Salty zucchini muffins. In another bowl, stir together the butter, egg, milk, zucchini, and garlic until well blended. These zucchini cheddar cheese savory muffins are super delicious! Zucchini keep the muffin moist and the cheddar cheese adds a lot of flavor!
Soggy muffins are a sad sight—and taste! Use the power of salt to keep your zucchini muffins light and fluffy (but not salty). safety. You can reduce or increase sugar or salt, depending on your cornbread preferences. we can cook Salty zucchini muffins using 9 ingredients and 3 steps. Here are the ingredients and how to cook it.

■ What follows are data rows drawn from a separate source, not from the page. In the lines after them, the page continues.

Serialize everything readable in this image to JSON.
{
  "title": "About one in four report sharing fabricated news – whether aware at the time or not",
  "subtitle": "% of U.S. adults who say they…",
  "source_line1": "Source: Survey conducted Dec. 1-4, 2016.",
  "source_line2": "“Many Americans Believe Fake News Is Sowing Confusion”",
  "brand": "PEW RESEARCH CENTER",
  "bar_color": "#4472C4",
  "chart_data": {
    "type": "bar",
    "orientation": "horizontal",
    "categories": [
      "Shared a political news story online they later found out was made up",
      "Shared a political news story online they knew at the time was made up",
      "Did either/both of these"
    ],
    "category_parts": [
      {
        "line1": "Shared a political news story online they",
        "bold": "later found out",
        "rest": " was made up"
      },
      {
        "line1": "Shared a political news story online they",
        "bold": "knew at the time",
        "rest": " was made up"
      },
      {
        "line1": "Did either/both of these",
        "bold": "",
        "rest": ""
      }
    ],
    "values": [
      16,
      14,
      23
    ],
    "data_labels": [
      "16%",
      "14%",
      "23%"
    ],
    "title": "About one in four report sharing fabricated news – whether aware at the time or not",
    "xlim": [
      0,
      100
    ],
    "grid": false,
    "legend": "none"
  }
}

Ingredients of Salty zucchini muffins
- You need 3 of eggs.
- You need 210 g of white flour.
- You need 60 ml of olive oil.
- It’s 140 ml of milk.
- You need 200 g of zucchini.
- You need 100 g of cheese.
- You need 12 g of baking powder.
- You need to taste of Salt.
- Prepare to taste of Hungarian sweet paprika.
It can be served with stew, chili, beans, or fried cabbage. Combine butter and eggs in bowl; stir into flour mixture just until moistened. Fill prepared muffin pan cups three-fourths full with batter. Gently fold the zucchini and nuts into the batter, being careful not to over-stir.
Salty zucchini muffins step by step
- Shred the zucchini like you would shred cheese. Put it in a pan with little oil and fry it for 5-10 minutes..
- Add the zucchini in a big pot and add the rest of the ingredients: shredded cheese, flour, oil,baking powder,sweet hungarian paprika, and salt..
- Put the paper tins in the muffin pan and bake for 12 minutes on 170 degrees celsius..
Place the muffin tin on a cooling rack to cool. Add cupcake liners to muffin tins or spray with cooking oil. In a medium bowl, add flour, baking powder, baking soda, salt, ground cinnamon, and ground nutmeg. Savoury muffins – great heated up with cracked salt. This Banana Zucchini Muffins recipe is similar to my Zucchini Banana Layer Cake with Whipped Cream Cheese Frosting (Say that one eight times fast…).